I know it must be hard to imagine what it’s like to be a widow. I mean, I don’t ever remember thinking to myself, “Hmmm, wonder what that feels like” but I know my friends have because they’ve witnessed my journey first hand.

I put a post on Husband’s wall, an exert from a book, about losing him over and over again. See, everything I do, every single day it a constant reminder of how I’ll never do that with or for him again.
I know I’ve spoken about this before in other ways but I’m really feeling it lately.

I don’t know why, but it still shocks me. I still have constant moments of realisation that I’ll never see him or feel him or hear him again. Not one day goes by that I don’t have to work through that niggling grief or those moments no matter how many times I’ve dealt with that same situation.

Even just the tiniest little things will trigger me, AGAIN. Like, there is no milk in the fridge or I see someone telling someone they miss them and I can’t tell my person something or the house needs to be vacuumed or I go to the bottle shop and pick up what he drank AGAIN. These are just a couple of examples but the reality is that every single day, I have to re-realise again and again that he’s no longer here and never will be again. And frankly, that’s terrifying every time I realise it. It still seems impossible sometimes that he’s never coming back.
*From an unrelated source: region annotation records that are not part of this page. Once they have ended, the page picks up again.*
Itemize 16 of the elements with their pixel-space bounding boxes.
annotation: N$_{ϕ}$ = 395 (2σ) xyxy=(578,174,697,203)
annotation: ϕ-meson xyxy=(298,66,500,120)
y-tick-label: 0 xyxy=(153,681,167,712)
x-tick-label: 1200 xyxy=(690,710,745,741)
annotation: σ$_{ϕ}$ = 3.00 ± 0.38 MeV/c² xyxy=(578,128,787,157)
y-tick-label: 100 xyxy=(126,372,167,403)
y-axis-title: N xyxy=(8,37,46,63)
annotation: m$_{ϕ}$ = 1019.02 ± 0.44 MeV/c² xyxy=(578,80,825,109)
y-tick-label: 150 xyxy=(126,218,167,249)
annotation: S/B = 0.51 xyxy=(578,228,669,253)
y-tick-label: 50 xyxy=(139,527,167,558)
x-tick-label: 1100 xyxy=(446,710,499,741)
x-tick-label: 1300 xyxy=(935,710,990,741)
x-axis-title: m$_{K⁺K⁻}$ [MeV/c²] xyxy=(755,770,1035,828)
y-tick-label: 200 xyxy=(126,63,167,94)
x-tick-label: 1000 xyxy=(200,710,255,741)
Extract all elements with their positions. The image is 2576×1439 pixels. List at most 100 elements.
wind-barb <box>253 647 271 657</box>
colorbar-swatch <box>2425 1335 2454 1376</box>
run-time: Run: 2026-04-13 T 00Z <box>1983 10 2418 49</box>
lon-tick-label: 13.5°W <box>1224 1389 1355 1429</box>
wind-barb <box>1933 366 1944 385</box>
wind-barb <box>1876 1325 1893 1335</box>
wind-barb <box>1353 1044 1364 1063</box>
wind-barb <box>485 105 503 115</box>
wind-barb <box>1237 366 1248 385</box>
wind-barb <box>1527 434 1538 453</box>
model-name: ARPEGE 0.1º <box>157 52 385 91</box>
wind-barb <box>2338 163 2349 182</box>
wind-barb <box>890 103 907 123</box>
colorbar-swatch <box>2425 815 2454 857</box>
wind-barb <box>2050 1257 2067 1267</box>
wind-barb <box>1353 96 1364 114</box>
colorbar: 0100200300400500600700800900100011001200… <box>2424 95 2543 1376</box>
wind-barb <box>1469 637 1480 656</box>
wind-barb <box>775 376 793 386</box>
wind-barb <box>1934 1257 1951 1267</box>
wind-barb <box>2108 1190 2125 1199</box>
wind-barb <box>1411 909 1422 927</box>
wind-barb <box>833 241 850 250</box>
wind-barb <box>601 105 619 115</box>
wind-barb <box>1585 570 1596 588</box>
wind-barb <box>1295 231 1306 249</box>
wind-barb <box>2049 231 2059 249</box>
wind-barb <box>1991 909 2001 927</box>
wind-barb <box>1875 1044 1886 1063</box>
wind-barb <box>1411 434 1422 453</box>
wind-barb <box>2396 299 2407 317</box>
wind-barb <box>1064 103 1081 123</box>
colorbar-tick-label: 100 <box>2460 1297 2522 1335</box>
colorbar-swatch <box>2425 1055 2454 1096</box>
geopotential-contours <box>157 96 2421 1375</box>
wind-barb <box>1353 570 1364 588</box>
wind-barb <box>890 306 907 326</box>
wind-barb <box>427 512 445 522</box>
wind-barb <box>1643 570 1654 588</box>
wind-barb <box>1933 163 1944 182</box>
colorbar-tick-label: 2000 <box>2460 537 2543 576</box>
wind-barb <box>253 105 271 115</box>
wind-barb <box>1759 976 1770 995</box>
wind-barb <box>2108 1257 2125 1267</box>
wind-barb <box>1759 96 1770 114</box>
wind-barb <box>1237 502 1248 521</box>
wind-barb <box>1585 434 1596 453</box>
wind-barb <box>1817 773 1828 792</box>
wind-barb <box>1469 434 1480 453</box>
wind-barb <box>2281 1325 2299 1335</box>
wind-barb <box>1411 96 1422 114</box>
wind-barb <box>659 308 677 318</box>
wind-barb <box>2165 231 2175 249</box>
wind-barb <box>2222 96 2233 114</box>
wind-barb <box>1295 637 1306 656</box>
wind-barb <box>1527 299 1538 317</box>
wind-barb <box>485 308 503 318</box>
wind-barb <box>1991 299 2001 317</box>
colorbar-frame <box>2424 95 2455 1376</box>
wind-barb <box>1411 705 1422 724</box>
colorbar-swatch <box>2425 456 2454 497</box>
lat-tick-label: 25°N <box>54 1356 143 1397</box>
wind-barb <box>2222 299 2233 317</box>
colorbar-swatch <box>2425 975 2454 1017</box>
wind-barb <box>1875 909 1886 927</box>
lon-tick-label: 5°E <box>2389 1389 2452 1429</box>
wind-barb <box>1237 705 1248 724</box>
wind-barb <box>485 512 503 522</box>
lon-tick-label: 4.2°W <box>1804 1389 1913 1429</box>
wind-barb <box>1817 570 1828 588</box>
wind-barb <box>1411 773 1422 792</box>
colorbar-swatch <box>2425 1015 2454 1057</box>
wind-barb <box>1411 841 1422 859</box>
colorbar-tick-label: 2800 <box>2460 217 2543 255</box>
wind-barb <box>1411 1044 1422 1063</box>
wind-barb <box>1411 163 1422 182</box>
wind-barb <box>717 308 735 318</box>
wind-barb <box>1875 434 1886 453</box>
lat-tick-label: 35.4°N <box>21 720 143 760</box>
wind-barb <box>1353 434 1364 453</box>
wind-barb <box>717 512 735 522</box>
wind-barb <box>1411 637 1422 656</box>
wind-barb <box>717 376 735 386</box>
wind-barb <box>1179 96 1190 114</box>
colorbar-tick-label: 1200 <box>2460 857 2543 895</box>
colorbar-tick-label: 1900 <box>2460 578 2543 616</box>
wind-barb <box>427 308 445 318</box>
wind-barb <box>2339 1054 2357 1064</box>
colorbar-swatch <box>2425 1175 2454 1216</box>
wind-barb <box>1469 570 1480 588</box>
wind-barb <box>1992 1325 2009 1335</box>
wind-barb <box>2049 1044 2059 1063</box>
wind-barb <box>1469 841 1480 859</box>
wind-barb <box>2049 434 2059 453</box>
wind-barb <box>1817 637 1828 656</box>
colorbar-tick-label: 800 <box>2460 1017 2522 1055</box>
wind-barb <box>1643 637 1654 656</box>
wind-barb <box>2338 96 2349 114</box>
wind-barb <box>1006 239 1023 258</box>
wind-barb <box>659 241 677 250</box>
Another start to the day alone.
Another bedtime alone.
Another crisis that only has me to deal with it.
Another funny moment I can’t share with him.
Another kiss I can’t give him.
Another choice I can’t discuss with him.
Another moment that only he’d get.

It’s like being on a merry-go-round and I keep passing the same spot over and over. The crippling effect it has on me hasn’t changed and it never really gets any easier. I just feel like Im waiting for a time when my days aren’t filled with moments of longing. For him.